1. Mason Currey, Making Art and Making a Living: Adventures in Funding a Creative Life. The best overall book I know on the different methods top artists have used to keep themselves going financially. It is perhaps more anecdotal and less theoretical than I would prefer, still a nice work.
2. Mangol Bayat, Mysticism and Dissent: Socioreligious Dissent in Qajar Iran. A very good, clear, and useful book on different dissident religiouis developments in Iran, leading up to the Bahai faith. Recommended, one of the best books I have found for grappling with the history of current Iran.
3. Lena Dunham, Famesick: A Memoir. Not exactly my thing, so I did not finish it. But it is pretty good, so if you are tempted give it a try.

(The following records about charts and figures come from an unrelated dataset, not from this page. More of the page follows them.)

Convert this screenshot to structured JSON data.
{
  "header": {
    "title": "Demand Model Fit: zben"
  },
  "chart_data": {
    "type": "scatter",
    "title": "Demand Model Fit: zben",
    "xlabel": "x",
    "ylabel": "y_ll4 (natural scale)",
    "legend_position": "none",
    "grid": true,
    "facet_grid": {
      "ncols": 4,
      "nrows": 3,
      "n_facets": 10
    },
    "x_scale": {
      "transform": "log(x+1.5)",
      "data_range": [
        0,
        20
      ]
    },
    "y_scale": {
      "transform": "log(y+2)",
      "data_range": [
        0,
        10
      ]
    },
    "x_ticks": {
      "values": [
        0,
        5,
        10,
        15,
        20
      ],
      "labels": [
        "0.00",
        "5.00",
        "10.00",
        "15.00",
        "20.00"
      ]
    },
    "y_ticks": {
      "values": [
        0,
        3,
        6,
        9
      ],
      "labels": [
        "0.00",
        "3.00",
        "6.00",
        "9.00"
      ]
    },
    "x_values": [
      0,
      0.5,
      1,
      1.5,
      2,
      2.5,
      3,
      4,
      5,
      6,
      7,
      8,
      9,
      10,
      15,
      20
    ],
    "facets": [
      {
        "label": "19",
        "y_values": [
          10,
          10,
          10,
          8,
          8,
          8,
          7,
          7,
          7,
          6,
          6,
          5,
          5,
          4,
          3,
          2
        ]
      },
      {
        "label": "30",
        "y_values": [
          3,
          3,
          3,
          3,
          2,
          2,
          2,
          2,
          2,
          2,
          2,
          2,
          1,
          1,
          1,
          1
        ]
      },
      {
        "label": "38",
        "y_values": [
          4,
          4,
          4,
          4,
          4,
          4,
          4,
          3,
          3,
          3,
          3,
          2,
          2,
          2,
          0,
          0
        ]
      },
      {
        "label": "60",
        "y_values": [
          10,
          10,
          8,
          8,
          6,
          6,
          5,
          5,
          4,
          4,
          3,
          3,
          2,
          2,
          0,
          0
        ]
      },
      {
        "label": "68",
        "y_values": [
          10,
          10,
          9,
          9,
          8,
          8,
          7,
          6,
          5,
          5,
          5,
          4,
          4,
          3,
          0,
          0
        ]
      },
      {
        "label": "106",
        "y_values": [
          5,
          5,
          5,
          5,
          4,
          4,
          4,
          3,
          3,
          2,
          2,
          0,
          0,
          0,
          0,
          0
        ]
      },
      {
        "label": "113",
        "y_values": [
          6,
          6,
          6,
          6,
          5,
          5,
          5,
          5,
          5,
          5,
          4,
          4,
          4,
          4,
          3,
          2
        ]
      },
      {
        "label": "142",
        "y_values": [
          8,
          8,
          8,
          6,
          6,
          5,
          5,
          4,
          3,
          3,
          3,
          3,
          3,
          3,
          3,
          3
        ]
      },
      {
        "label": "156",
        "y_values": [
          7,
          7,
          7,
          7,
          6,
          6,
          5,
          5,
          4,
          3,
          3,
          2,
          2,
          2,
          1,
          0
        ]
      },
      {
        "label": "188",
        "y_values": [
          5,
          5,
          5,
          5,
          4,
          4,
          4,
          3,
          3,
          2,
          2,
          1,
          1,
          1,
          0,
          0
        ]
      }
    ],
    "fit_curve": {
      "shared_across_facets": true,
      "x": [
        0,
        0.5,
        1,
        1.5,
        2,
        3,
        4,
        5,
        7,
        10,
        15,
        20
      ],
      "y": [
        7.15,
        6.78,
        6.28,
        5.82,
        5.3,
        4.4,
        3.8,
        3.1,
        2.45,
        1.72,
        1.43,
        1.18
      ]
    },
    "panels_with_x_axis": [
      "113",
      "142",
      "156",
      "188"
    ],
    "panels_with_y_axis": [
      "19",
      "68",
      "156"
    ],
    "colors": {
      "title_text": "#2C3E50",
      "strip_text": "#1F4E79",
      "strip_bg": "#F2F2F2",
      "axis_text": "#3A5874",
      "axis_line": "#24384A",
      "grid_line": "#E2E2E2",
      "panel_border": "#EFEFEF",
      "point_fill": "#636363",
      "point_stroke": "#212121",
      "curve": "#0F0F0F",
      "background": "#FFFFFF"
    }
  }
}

4. Iain Pears, Parallel Lives: A Love Story from a Lost Continent. A delightful story/indirect memoir, telling the tale of the lives and marriage of Frances Haskell, the British art historian, and Larissa Salmina Haskell, a Russian woman who survived the siege of Leningrad as a girl. Pears had the full cooperation of Larissa, at an age where she doesn’t give a damn any more. This story truly comes to life, and that is helped by Pears’s background as a writer of very good fiction.
5. Lázár, by Nelio Biedermann. An excellent novel of ideas, in the style of earlier Continental literature, by a 23-year-old Swiss phenom. It is very good in German, I have not sampled the translation.